Крестьянин взял монету из рук Оливера, взвесил ее на ладони и жадно посмотрел на вторую, которую достал из-под повязки чужестранец. Оливер снова крутил в пальцах золотой, соблазняя им крестьянина.
– Еще один золотой! – облизнув сухие губы, проговорил крестьянин.
– Жадность – большой грех, мой дорогой, – нравоучительно проговорил Оливер улыбнувшись.
– Однако, у меня есть, что предложить за него – ответил крестьянин.
– Скажи, что ты готов предложить, и, возможно, нас это заинтересует, и я соглашусь попрощаться с еще одним золотым.
– Я готов предложить своё молчание.
– Хм… Это справедливо, – кивнул Оливер. – И, знаешь, что? Я добавлю еще один, если ты раздобудешь для нас пару кувшинов псусы.
– Псусы здесь не достать, – шляпа селянина закачалась в отрицании, – могу раздобыть аграсы.
– Это даже лучше!
– Но, завтра.
– Договорились!
– Идем! – крестьянин легко закинул на плечо свою мотыгу и бодро зашагал в сторону домика в конце поля. Оливер и Льенар направились за ним.
– Как тебя зовут, добрый человек? – спросил Оливер крестьянина.
– Авак, – бросил через плечо крестьянин и укоряя потребовал, – не топчи грядки!
– Авак! – Оливер, усмехнувшись, указал Льенару пальцем на спину, идущего впереди поселянина. – Иногда, мне кажется, что у этих кхали совсем нет фантазии. Я знаю тысяч десять людей с этим именем. Десять тысяч! Не меньше!
– Чего про меня говоришь на своей тарабарщине? – насторожился Авак. – Пакость замышляете?
– Нет, дорогой! Говорю этому тетеру, что у тебя прекрасное имя, что оно означает «добрая вода». Правильно?
– Правильно.
– Скажи, Авак, а твоя жена вкусно готовит? Гаркам может состряпать? Аграсу лучше под гаркам.
– У меня нет жены, – ответил Авак, не поднимая глаз. – Я сам неплохо готовлю. Будет вам и гаркам, и аграса, и мясо могу достать.
– Ого! – оживился Оливер. – Какое? Учти, если это зайчатина, или эти ваши костлявые и жилистые тушканчики, то не стоит даже беспокоиться, обойдемся без этой дряни.
– Нет, – Авак оскорбился, но не подал виду. – Баранина, козлятина, косуля…
– Вот это – другой разговор! – обрадовался Оливер. – Откуда такое разнообразие? Охотники знакомые есть что ли?
Вопрос был проигнорирован.
– Готовить будете сами, я к мясу не прикасаюсь!

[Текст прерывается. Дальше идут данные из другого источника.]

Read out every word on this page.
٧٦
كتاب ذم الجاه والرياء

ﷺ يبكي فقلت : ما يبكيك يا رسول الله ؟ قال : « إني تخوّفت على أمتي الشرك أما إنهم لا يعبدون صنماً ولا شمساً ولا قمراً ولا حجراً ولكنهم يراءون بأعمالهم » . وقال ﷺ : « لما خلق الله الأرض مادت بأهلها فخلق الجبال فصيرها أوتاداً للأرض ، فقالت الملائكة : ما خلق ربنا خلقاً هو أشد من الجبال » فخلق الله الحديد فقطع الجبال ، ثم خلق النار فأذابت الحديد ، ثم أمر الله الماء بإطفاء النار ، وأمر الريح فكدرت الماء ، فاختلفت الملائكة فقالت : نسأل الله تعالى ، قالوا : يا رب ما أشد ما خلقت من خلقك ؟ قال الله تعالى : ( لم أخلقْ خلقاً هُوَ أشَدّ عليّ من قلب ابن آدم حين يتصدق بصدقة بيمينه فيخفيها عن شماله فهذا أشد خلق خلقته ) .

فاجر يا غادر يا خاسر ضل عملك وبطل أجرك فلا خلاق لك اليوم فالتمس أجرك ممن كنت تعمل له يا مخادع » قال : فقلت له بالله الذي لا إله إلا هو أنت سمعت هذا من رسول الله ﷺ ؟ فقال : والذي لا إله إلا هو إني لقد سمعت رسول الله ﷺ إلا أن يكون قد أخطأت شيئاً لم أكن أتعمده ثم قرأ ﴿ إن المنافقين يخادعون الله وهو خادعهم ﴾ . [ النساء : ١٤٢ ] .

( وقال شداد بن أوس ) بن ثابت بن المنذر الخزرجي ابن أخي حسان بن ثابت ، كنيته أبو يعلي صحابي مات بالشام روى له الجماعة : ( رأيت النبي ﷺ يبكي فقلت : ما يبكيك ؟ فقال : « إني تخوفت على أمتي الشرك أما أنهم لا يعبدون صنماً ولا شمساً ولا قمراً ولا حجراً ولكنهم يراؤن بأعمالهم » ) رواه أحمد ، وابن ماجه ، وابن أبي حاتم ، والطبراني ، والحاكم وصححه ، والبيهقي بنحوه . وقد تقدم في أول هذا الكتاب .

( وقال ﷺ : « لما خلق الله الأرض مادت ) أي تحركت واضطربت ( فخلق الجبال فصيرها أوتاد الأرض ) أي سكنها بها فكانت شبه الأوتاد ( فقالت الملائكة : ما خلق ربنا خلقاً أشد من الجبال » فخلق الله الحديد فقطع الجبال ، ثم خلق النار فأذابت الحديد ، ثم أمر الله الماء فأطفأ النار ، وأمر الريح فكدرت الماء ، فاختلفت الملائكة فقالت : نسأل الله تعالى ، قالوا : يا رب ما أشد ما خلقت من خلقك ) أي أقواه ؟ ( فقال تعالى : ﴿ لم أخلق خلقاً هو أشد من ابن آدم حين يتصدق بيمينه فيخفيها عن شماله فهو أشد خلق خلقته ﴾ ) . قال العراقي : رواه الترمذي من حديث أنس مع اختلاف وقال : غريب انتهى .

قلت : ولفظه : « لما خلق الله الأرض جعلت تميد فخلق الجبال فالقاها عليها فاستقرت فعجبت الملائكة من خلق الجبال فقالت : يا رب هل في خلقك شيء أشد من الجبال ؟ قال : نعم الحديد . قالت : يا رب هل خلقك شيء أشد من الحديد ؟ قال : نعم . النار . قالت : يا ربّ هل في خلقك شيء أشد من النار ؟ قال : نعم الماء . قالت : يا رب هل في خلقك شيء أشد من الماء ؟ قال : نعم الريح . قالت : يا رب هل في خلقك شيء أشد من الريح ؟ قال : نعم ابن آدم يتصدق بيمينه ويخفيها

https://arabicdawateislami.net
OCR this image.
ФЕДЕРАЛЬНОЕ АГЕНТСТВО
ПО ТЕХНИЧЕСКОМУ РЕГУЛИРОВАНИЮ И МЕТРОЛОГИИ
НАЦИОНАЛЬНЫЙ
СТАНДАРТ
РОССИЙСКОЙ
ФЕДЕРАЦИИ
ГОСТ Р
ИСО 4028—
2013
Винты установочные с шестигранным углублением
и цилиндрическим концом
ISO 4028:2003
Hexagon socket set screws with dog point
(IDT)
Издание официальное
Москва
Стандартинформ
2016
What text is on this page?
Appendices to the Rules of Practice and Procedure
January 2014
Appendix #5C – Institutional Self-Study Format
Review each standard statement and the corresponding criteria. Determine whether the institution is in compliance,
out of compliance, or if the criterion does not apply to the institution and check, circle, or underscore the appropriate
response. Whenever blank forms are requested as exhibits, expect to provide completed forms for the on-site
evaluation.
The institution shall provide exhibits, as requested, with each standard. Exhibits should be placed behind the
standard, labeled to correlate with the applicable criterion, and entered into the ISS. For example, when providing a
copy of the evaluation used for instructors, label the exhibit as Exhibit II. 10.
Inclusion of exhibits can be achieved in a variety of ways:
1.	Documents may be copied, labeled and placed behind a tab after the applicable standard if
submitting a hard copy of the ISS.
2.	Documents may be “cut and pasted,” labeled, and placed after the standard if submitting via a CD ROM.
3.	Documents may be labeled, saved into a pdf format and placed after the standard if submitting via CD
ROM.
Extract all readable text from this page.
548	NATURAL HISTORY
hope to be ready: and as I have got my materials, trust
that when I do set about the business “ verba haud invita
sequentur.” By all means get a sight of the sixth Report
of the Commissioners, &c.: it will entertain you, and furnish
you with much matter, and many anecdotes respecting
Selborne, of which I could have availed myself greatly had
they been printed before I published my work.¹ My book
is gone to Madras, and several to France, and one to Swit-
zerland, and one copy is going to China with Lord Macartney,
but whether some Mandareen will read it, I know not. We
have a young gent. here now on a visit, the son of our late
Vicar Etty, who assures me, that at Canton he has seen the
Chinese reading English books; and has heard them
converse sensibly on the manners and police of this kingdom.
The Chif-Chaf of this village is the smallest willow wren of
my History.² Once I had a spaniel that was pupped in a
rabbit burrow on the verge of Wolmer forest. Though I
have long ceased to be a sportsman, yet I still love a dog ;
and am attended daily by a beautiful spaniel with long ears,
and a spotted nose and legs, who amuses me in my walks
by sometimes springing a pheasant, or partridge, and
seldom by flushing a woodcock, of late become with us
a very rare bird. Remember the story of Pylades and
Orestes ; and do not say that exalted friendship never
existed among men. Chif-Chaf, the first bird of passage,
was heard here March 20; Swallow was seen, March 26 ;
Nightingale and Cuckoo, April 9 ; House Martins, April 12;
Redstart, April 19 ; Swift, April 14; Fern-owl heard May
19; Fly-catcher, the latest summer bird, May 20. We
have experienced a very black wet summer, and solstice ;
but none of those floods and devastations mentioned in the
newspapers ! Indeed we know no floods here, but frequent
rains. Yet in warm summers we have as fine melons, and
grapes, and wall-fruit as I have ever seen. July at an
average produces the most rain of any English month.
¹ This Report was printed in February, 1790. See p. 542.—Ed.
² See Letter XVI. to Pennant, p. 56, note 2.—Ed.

– Конечно-конечно! Сами, всё сами!
Зайдя во двор, Авак омыл ноги и обул мягкие туфли. Он очистил от земли мотыгу и тоже помыл её, грязную воду при этом слив не в землю, а в таз. Оливер локтем толкнул в бок Льенара и сказал:
– Я же говорил тебе, помнишь?
Авак поставил мотыгу в специальную стойку для инструментов. Пройдя по мощенной камнем дорожке до дерева, росшего во дворе, он вылил грязную воду ему под корни. И только после этого Авак жестом позвал гостей в дом. Разувшись на пороге, Оливер и Льенар прошли за хозяином внутрь и сразу же попали в чистую и светлую комнату почти без обстановки.
– Один живешь, без женщины, а дома уютно! – похвалил Оливер, оглядывая опрятную комнату.
– От женщин беспорядка больше всего, – усмехнулся Авак. – Садитесь к столу.
– Верно заметил! – кивнул Оливер. – И не только беспорядок. Скажу честно, уж кому знать, если не мне! Случилось мне однажды… Ты послушай, послушай, – Оливер похлопал Авака по плечу, – тебе будет интересно! Здесь, в Кхали, такое едва ли могло случиться, и тебе возможно покажется враньем, то, что я сейчас расскажу. Но, на нашем с Ли острове, это – запросто!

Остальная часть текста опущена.